The latest Alpha promotion asked several questions including ‘Does God Exist?’ with the familiar method of expressing an opinion in tick boxes of: □Yes, □ No □ Probably.
I saw examples where people had indeed ‘ticked a box’; one was Yes and one was No. The No was on a large billboard, where the person had made a significant effort to climb up and make their mark in a bold lime green. The Yes was in one of the tunnels at London Bridge station, where hundreds of people could potentially see this affirmative sign. The fact that people were stimulated enough by the question to physically express their declaration of belief was very interesting.
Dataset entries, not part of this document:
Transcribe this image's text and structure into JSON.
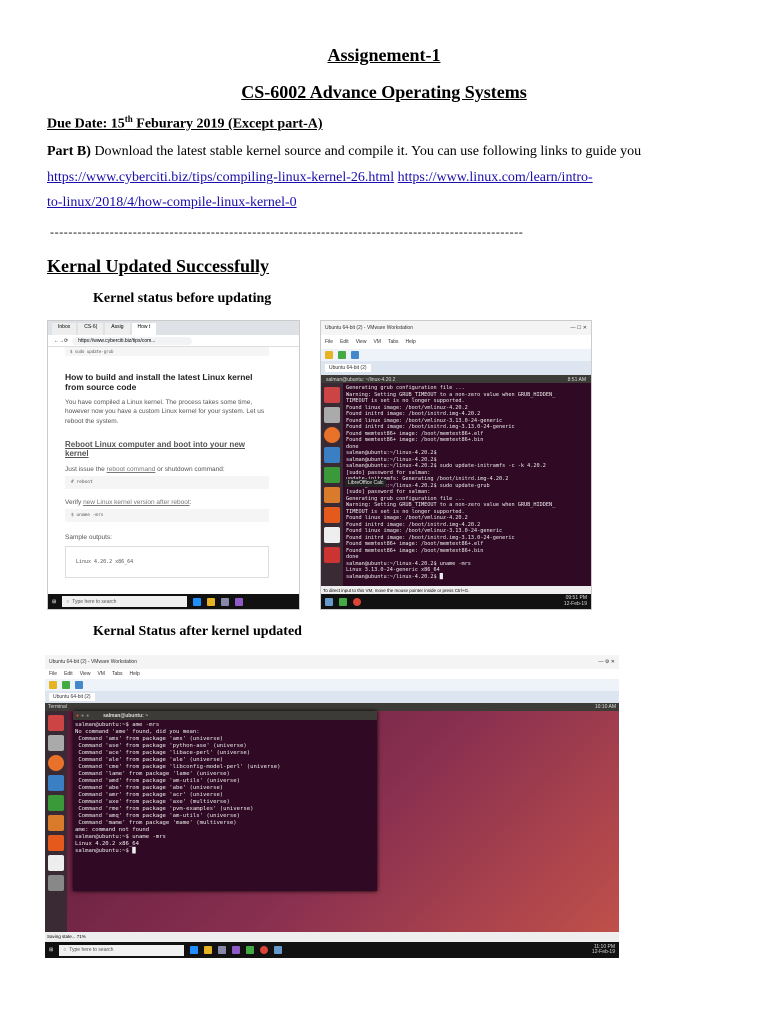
{
  "doc": {
    "title": "Assignement-1",
    "course": "CS-6002 Advance Operating Systems",
    "due_prefix": "Due Date: 15",
    "due_sup": "th",
    "due_suffix": " Feburary 2019 (Except part-A)",
    "partb_label": "Part B)",
    "partb_text": " Download the latest stable kernel source and compile it. You can use following links to guide you",
    "link1": "https://www.cyberciti.biz/tips/compiling-linux-kernel-26.html",
    "link2a": "https://www.linux.com/learn/intro-",
    "link2b": "to-linux/2018/4/how-compile-linux-kernel-0",
    "divider": "-------------------------------------------------------------------------------------------------------",
    "section": "Kernal Updated Successfully ",
    "caption1": "Kernel status before updating",
    "caption2": "Kernal Status after kernel updated"
  },
  "browser": {
    "tabs": [
      "Inbox",
      "CS-6(",
      "Assig",
      "How t"
    ],
    "url": "https://www.cyberciti.biz/tips/com...",
    "snippet": "$ sudo update-grub",
    "heading": "How to build and install the latest Linux kernel from source code",
    "para": "You have compiled a Linux kernel. The process takes some time, however now you have a custom Linux kernel for your system. Let us reboot the system.",
    "subheading": "Reboot Linux computer and boot into your new kernel",
    "issue_prefix": "Just issue the ",
    "issue_link": "reboot command",
    "issue_suffix": " or shutdown command:",
    "code1": "# reboot",
    "verify_prefix": "Verify ",
    "verify_link": "new Linux kernel version after reboot",
    "verify_suffix": ":",
    "code2": "$ uname -mrs",
    "sample": "Sample outputs:",
    "output": "Linux 4.20.2 x86_64",
    "search_placeholder": "Type here to search"
  },
  "vm1": {
    "title": "Ubuntu 64-bit (2) - VMware Workstation",
    "menu": [
      "File",
      "Edit",
      "View",
      "VM",
      "Tabs",
      "Help"
    ],
    "tab": "Ubuntu 64-bit (2)",
    "topbar": "salman@ubuntu: ~/linux-4.20.2",
    "time": "8:51 AM",
    "tooltip": "LibreOffice Calc",
    "lines": [
      "Generating grub configuration file ...",
      "Warning: Setting GRUB_TIMEOUT to a non-zero value when GRUB_HIDDEN_",
      "TIMEOUT is set is no longer supported.",
      "Found linux image: /boot/vmlinuz-4.20.2",
      "Found initrd image: /boot/initrd.img-4.20.2",
      "Found linux image: /boot/vmlinuz-3.13.0-24-generic",
      "Found initrd image: /boot/initrd.img-3.13.0-24-generic",
      "Found memtest86+ image: /boot/memtest86+.elf",
      "Found memtest86+ image: /boot/memtest86+.bin",
      "done",
      "salman@ubuntu:~/linux-4.20.2$",
      "salman@ubuntu:~/linux-4.20.2$",
      "salman@ubuntu:~/linux-4.20.2$ sudo update-initramfs -c -k 4.20.2",
      "[sudo] password for salman:",
      "update-initramfs: Generating /boot/initrd.img-4.20.2",
      "salman@ubuntu:~/linux-4.20.2$ sudo update-grub",
      "[sudo] password for salman:",
      "Generating grub configuration file ...",
      "Warning: Setting GRUB_TIMEOUT to a non-zero value when GRUB_HIDDEN_",
      "TIMEOUT is set is no longer supported.",
      "Found linux image: /boot/vmlinuz-4.20.2",
      "Found initrd image: /boot/initrd.img-4.20.2",
      "Found linux image: /boot/vmlinuz-3.13.0-24-generic",
      "Found initrd image: /boot/initrd.img-3.13.0-24-generic",
      "Found memtest86+ image: /boot/memtest86+.elf",
      "Found memtest86+ image: /boot/memtest86+.bin",
      "done",
      "salman@ubuntu:~/linux-4.20.2$ uname -mrs",
      "Linux 3.13.0-24-generic x86_64",
      "salman@ubuntu:~/linux-4.20.2$ █"
    ],
    "status": "To direct input to this VM, move the mouse pointer inside or press Ctrl+G.",
    "clock_time": "09:51 PM",
    "clock_date": "12-Feb-19"
  },
  "vm2": {
    "title": "Ubuntu 64-bit (2) - VMware Workstation",
    "menu": [
      "File",
      "Edit",
      "View",
      "VM",
      "Tabs",
      "Help"
    ],
    "tab": "Ubuntu 64-bit (2)",
    "topbar": "Terminal",
    "time": "10:10 AM",
    "term_title": "salman@ubuntu: ~",
    "lines": [
      "salman@ubuntu:~$ ame -mrs",
      "No command 'ame' found, did you mean:",
      " Command 'ams' from package 'ams' (universe)",
      " Command 'ase' from package 'python-ase' (universe)",
      " Command 'ace' from package 'libace-perl' (universe)",
      " Command 'ale' from package 'ale' (universe)",
      " Command 'cme' from package 'libconfig-model-perl' (universe)",
      " Command 'lame' from package 'lame' (universe)",
      " Command 'amd' from package 'am-utils' (universe)",
      " Command 'abe' from package 'abe' (universe)",
      " Command 'amr' from package 'acr' (universe)",
      " Command 'axe' from package 'axe' (multiverse)",
      " Command 'rme' from package 'pvm-examples' (universe)",
      " Command 'amq' from package 'am-utils' (universe)",
      " Command 'mame' from package 'mame' (multiverse)",
      "ame: command not found",
      "salman@ubuntu:~$ uname -mrs",
      "Linux 4.20.2 x86_64",
      "salman@ubuntu:~$ █"
    ],
    "status": "Saving state... 71%",
    "search_placeholder": "Type here to search",
    "clock_time": "11:10 PM",
    "clock_date": "12-Feb-19"
  }
}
It made me consider all those people who are searching, who are asking the same questions and who are coming to our RCIA groups to figure this out: Is there a God?, Does God exist?, What do I believe?, What does it mean to say Yes?, Could we ever be satisfied with .. & How do we respond to… a Probably?, Are we part of transcending a Probably into a Yes?
These larger questions go well beyond ‘What does it mean to be Catholic …..??’ but they are linked to the deepest and innermost questions an enquirer might ask. How do we, as those walking alongside listen, respect the curiosity within the questions…. and wait. The Rite #6 mentions the periods of the RCIA and the steps that are part of the process with 6.1 ‘The first step: where an enquirer reaches the point of initial conversion and wishes to become Christian.’ Until that conversion of heart and mind, we are there to show through our lives, words and actions, the Yes of God’s love.
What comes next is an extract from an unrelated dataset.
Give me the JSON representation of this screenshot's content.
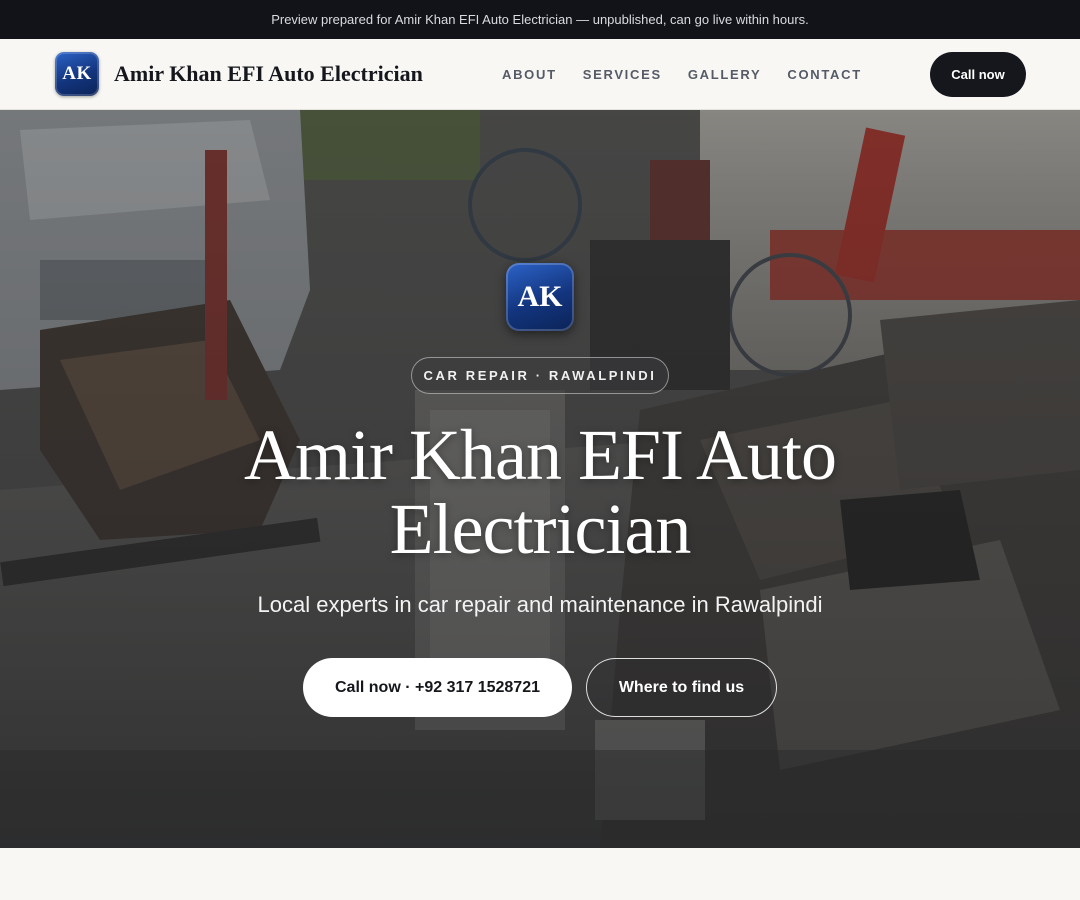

That waiting may challenge us not to rush to tick our own boxes. Do we turn our RCIA time into an assessment: Have they done this? Do they meet our criteria? Are we trying to give them the big answers too soon? Paul addressed this in his letter to the Colossians 4:4-6 when he suggests that we ’Be tactful with those who are not Christians and be sure you make the best use of your time with them. Talk to them agreeably and with a flavour of wit, and try to fit your answers to the needs of each one.’
Public displays which demonstrate a Christian presence and invitation may be the trigger/ prompt for those who are searching and some groups invest significant funding to promote their option. A 2005 study by the Heythrop Institute for Religion, Ethics, and Public Life called ‘On the Way to Life’ pointed out that: “If the religious community seeks to evangelise the culture, it must also be aware that it is being evangelised by the culture.”
In the world, in our Catholic communities, and in our RCIA groups, our witness, sincerity and visible Yes may also animate someone’s quest to encounter Jesus Christ, who makes God known to all.